Varta will Standorte in Deutschland bewahren und muss dafür Kosten einsparen

Dass eine Neustrukturierung mit einer Senkung der Kosten auch mit einem Stellenabbau verbunden ist, ist in der Wirtschaft keine Seltenheit. Selbst die größten Konzerne in Baden-Württemberg kommen daran nicht vorbei. Beim zweitgrößten schwäbischen Autozulieferer ZF Friedrichshafen ist der Gewinn 2022 eingebrochen und der Stiftungskonzern plant dem Betriebsrat zufolge in den kommenden Jahren einen radikalen Stellenabbau. Bei Varta wird derzeit allerdings die Kritik über die Kommunikation laut. Weil der Batteriekonzern noch keine genauen Details zum Stellenabbau kommuniziert hat, müssen die Mitarbeiter weiter um ihre Jobs bangen, kritisierte die Gewerkschaft IG Metall.

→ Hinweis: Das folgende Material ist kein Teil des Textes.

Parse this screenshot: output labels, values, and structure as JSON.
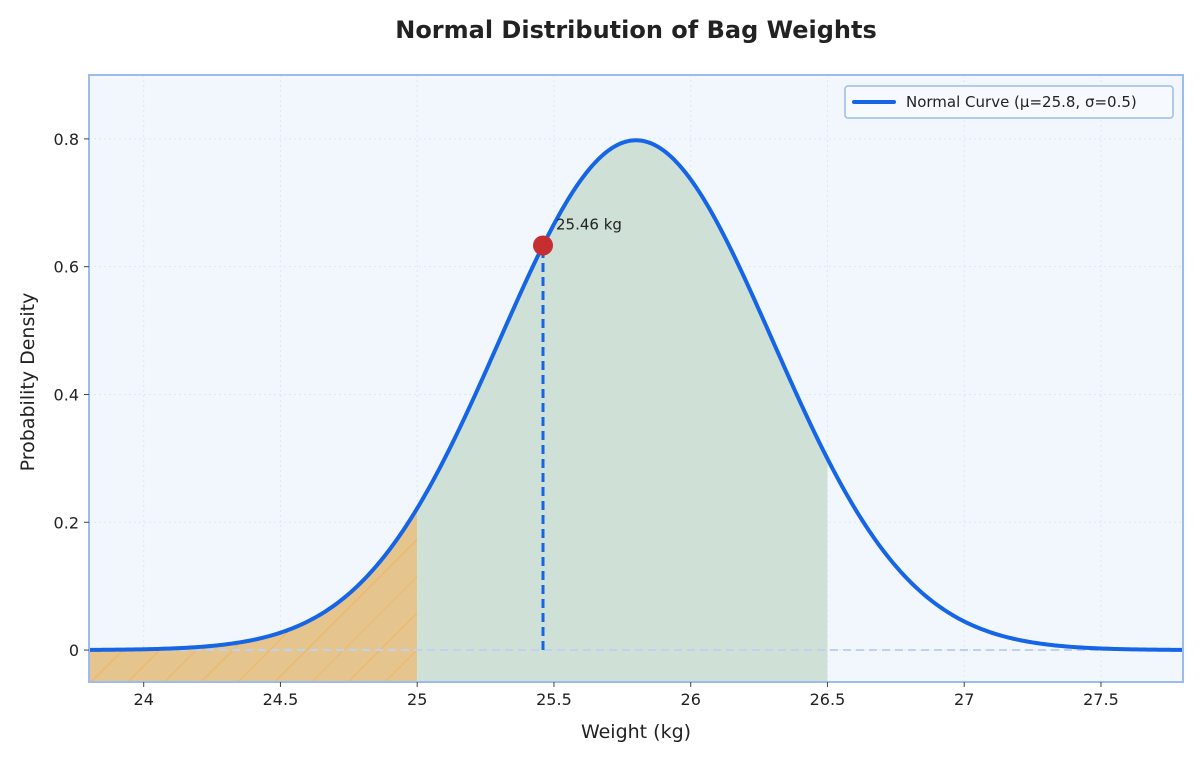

Das Varta-Logo ist an einem Werk der Varta AG zu sehen.
Batteriekonzern Varta will mit dem Restrukturierungskonzept zurück in die Spur. Das hat jedoch seinen Preis. © Marijan Murat/dpa

Varta-Chef Markus Hackstein betonte der Heidenheimer Zeitung zufolge bei seinem Besuch in Dischingen erneut, dass man in Bezug auf die Stellenstreichungen im Gespräch mit den Betriebsräten der Standorte sei. Zudem zeigte sich Hackstein davon überzeugt, dass die Maßnahmen Früchte tragen werden und die Standorte dadurch bewahrt werden. Da viele Unternehmen der Wirtschaft in Baden-Württemberg derzeit ganze Produktionsschritte ins Ausland verlagern, oder – wie im Falle eines Reutlinger Autozulieferers – ganze Werke in Deutschland schließen, eine gute Nachricht für Ellwangen, Dischingen und Nördlingen. Da noch in diesem Jahr 240 Varta-Mitarbeiter in Deutschland ihren Job verlieren werden, bleibt dennoch ein fader Beigeschmack zurück.